Saturday, July 16, 2016

Spring in July

July 5 came and went, and summer forgot to show up. From a distance, the garden looks lush and jungle-like and summery. But from close up, some of it's languishing in this cool damp weather. Time for a sun dance? 


I'm still trying, and generally succeeding, to focus on the positives, what we are eating and enjoying rather than what has done poorly or just plain neutrally. We have more than enough produce, haven't bought vegetables at the grocery store in weeks and weeks. But still, taking a long hard look at everything on harvest days makes me cringe. 

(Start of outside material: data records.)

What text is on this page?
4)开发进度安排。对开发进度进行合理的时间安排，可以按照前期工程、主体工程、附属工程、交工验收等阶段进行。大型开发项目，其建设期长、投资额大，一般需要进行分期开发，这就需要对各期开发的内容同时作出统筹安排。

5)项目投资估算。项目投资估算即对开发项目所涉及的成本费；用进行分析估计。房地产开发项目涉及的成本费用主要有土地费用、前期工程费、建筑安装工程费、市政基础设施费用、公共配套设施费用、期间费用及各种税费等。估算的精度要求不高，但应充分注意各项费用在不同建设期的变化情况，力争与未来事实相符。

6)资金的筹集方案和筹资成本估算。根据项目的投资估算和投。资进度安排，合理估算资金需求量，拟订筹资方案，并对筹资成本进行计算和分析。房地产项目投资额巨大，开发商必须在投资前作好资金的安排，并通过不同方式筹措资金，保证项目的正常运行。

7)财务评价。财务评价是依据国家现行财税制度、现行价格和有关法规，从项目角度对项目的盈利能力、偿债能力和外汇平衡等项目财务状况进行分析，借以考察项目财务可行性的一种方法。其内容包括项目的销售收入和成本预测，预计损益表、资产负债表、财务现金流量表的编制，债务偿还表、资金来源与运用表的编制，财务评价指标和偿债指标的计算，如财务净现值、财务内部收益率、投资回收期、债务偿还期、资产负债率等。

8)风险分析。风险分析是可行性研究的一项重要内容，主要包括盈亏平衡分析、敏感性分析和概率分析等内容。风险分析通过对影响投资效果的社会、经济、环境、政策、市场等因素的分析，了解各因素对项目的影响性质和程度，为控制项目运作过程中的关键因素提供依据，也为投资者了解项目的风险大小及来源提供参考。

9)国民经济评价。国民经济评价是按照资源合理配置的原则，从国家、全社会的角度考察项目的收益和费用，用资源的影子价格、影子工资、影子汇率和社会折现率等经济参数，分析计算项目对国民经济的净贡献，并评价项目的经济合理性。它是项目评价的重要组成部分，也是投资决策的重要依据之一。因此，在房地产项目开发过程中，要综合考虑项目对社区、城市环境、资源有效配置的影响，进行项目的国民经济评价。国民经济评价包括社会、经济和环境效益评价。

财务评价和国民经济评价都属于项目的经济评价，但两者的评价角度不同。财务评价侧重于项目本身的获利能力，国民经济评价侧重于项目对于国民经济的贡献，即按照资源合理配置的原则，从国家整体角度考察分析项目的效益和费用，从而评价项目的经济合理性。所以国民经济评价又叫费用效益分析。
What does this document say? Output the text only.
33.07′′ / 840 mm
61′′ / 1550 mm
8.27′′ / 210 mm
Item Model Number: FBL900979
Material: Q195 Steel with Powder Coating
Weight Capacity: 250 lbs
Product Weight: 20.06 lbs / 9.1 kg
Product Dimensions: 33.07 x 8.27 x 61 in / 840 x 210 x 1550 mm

I guess it's just a lot to manage for two people with day jobs (although I feel weird using that word, which probably has the wrong connotations for our jobs). Besides the daily tasks of watering—or not, this month—and every-other-day harvest schedule, there's the monumental job of keeping the weeds down, monitoring the health of everything, and then the constant looking ahead, managing the jigsaw puzzle of what will fit where next. Like, summer hasn't even happened yet and we're already planning the fall and winter garden. Basically, every time I'm out there these days, I feel terribly behind. Also happy, so very happy. It's confusing. 

On top of it all, thirty pounds of plums fell out of the sky and into the kitchen this week. Just like that, out of the blue. I conquered my fear of canning jam and even ventured into two-pans-of-jam-at-once territory, and dispensed plums to freezer, cobbler pan, friends, and pigs. The pigs like them just as much as we do.